Patching or updating a program sets its age counter to 0.
Uncracked/corppatched programs are ALWAYS up to date. Thats the benefit of buying it legitimately. Additionally, uncracked programs can just be upgraded with Options from their licenser's store - the same method used to deliver updates can be used to buy extensions to stuff you already own.
Technomancers echoes don't enter into this minigame. (If they did, they would always claim the bonus since echoes are always up to date, and they don't need the bonus.)

What this means is that people CAN run cracked and spammed versions of software (like today), but people with the most bleeding edge tools are going to burn right through it.
Suddenly running outdated stealthware is a lot scarier, and running old combatware on your drones makes them predictable - and easier prey for a meaner foe.
Essentially, though, it delinks the quality of a program and the outdatedness of it.

Things under consideration:
A multiuser Option for Copy Protected programs(does not take an option slot). rated 1-6, common use, lets a given program be Running more than once. Essentially, you can pay to relax the copy protection protocols on a piece of software if, say, you want to give a copy to an agent without having to buy a program twice. (may price it as hacking option, just because common use is so cheap). Other considerations: May adjust price of pirated stuff back down to compensate.
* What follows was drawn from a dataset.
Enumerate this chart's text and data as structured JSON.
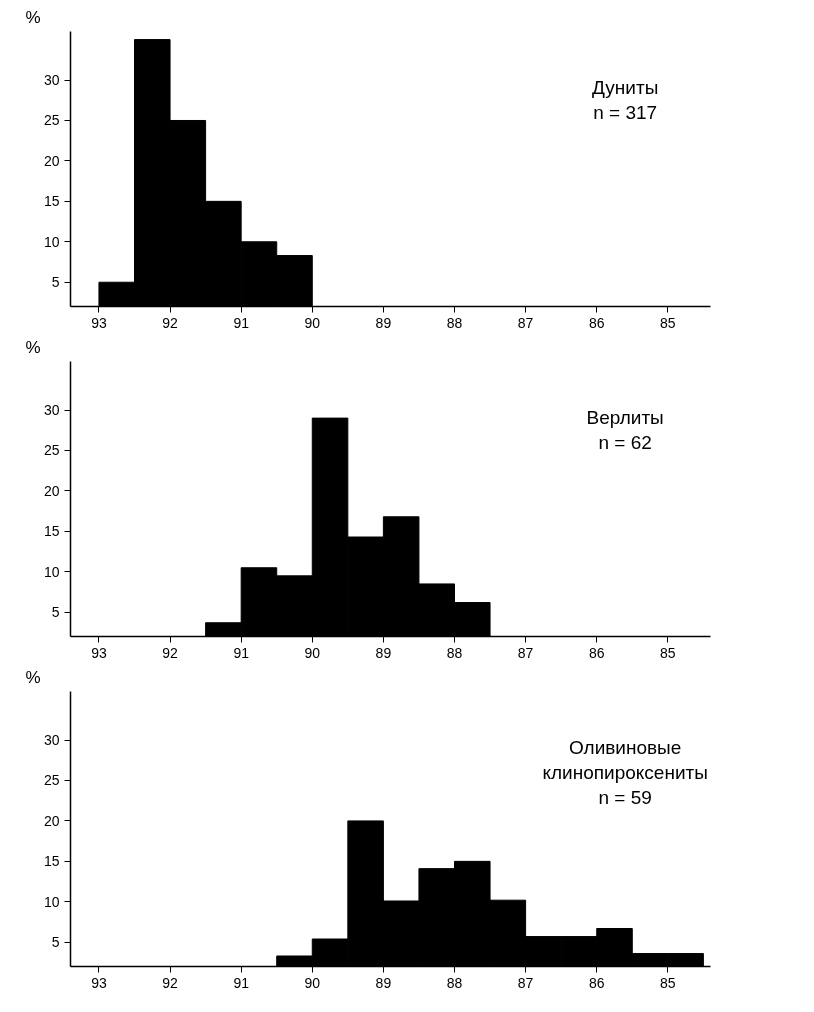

Thoughts? I need some second opinions here. What I want to do is : Not deal with degredation, but make the theme it uses somewhat relevant without being a headache, as well as cutting down on the cheese of pirated/cracked software in general, and also by making uncracked/official software better and also less of a hastle. (getting rid of Registration entirely gets rid of the retarded datatrail problem the whole system introduces in the first place)

Also:
The easiest way to use Logic+Skill Program=limit fairly without screwing technomancers is to let them use the old system, btw. So a hacker does logic+hacking, while a technomancer has the extra option to swap the program in for the stat.(or the skill, i forget which) Which makes complex forms worth taking, as they are both dice and hit limits.